Winter sowing is big for some people, but I haven't tried it and don't know if I will.

Right now the big push is to get some Christmas baking done, and get the house in order. I remember reading somewhere a Chinese prediction that the way you spend the New Year's day is how the rest of your year will go. Last year I screwed that up royally, with the messiest house imagineable! And it turned out true!

Sunday, November 16, 2008

Frosty is ready...

What? Thinking Frosty the snowman and Santa already? Snow will do that to you.

But I'm talking about Frosty Pink, one of my brugs. Her seed pods are finally ready, and I've harvested at least 50 nice fresh seeds. I've promised some seeds to friends. This year, I also have a noid white with a huge seed pod, and another noid pink with a pod as well.
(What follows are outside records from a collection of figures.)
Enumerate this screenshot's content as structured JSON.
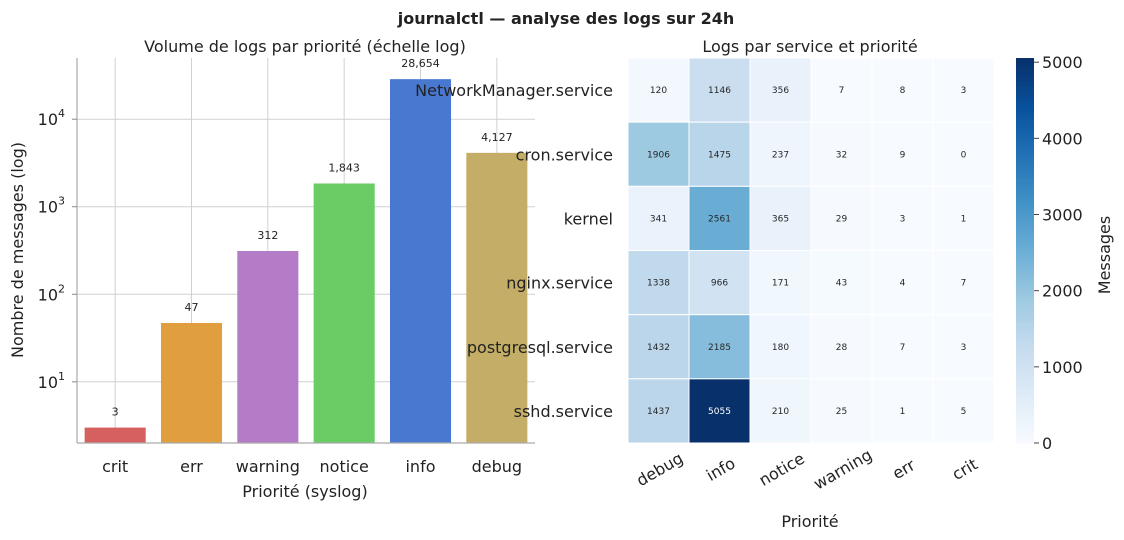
{
  "figure": {
    "title": "journalctl — analyse des logs sur 24h"
  },
  "chart_data": [
    {
      "type": "bar",
      "title": "Volume de logs par priorité (échelle log)",
      "xlabel": "Priorité (syslog)",
      "ylabel": "Nombre de messages (log)",
      "yscale": "log",
      "ylim": [
        2,
        50000
      ],
      "ytick_labels": [
        {
          "base": "10",
          "exp": "1"
        },
        {
          "base": "10",
          "exp": "2"
        },
        {
          "base": "10",
          "exp": "3"
        },
        {
          "base": "10",
          "exp": "4"
        }
      ],
      "categories": [
        "crit",
        "err",
        "warning",
        "notice",
        "info",
        "debug"
      ],
      "values": [
        3,
        47,
        312,
        1843,
        28654,
        4127
      ],
      "value_labels": [
        "3",
        "47",
        "312",
        "1,843",
        "28,654",
        "4,127"
      ],
      "colors": [
        "#d65f5f",
        "#e09e3f",
        "#b47cc7",
        "#6acc64",
        "#4878d0",
        "#c4ad66"
      ],
      "grid": true
    },
    {
      "type": "heatmap",
      "title": "Logs par service et priorité",
      "xlabel": "Priorité",
      "ylabel": "",
      "x": [
        "debug",
        "info",
        "notice",
        "warning",
        "err",
        "crit"
      ],
      "y": [
        "NetworkManager.service",
        "cron.service",
        "kernel",
        "nginx.service",
        "postgresql.service",
        "sshd.service"
      ],
      "values": [
        [
          120,
          1146,
          356,
          7,
          8,
          3
        ],
        [
          1906,
          1475,
          237,
          32,
          9,
          0
        ],
        [
          341,
          2561,
          365,
          29,
          3,
          1
        ],
        [
          1338,
          966,
          171,
          43,
          4,
          7
        ],
        [
          1432,
          2185,
          180,
          28,
          7,
          3
        ],
        [
          1437,
          5055,
          210,
          25,
          1,
          5
        ]
      ],
      "colorbar": {
        "label": "Messages",
        "min": 0,
        "max": 5055,
        "ticks": [
          0,
          1000,
          2000,
          3000,
          4000,
          5000
        ],
        "colormap": "Blues"
      }
    }
  ]
}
So if anyone is looking to experiment a bit, I am offering for free, packets of 5 brug seeds. The only thing I ask in return, is that you keep me updated on the babies' progress if possible. These are a labour of love, and a love of experimenting. There is absolutely no guarantee on the color these babies will turn out to be, and most likely they will not flower until the third year, which makes them a long term commitment. The noid white babies will probably be white. Frosty Pink is a roll of the dice. I didn't pollinate these myself, so I don't know who is the other parent. Frosty was in the brug bed (how appropriate!) when she got knocked up, so it could be the Candida, the other pink, or even self-pollination (I won't go there!) I'm not sure if Frosty is self pollinating, I'd have to look that up.

So if anyone would like some seeds, either from Frosty or the others, or a mix, they are yours for the asking. I also have cuttings, but would rather not mail them out unless you ask really really nice and pay the postage. Seeds are just so much easier, and I don't mind covering the postage for them. Anyone in Aylmer/Ottawa area is more than welcome to come and pick up a few cuttings.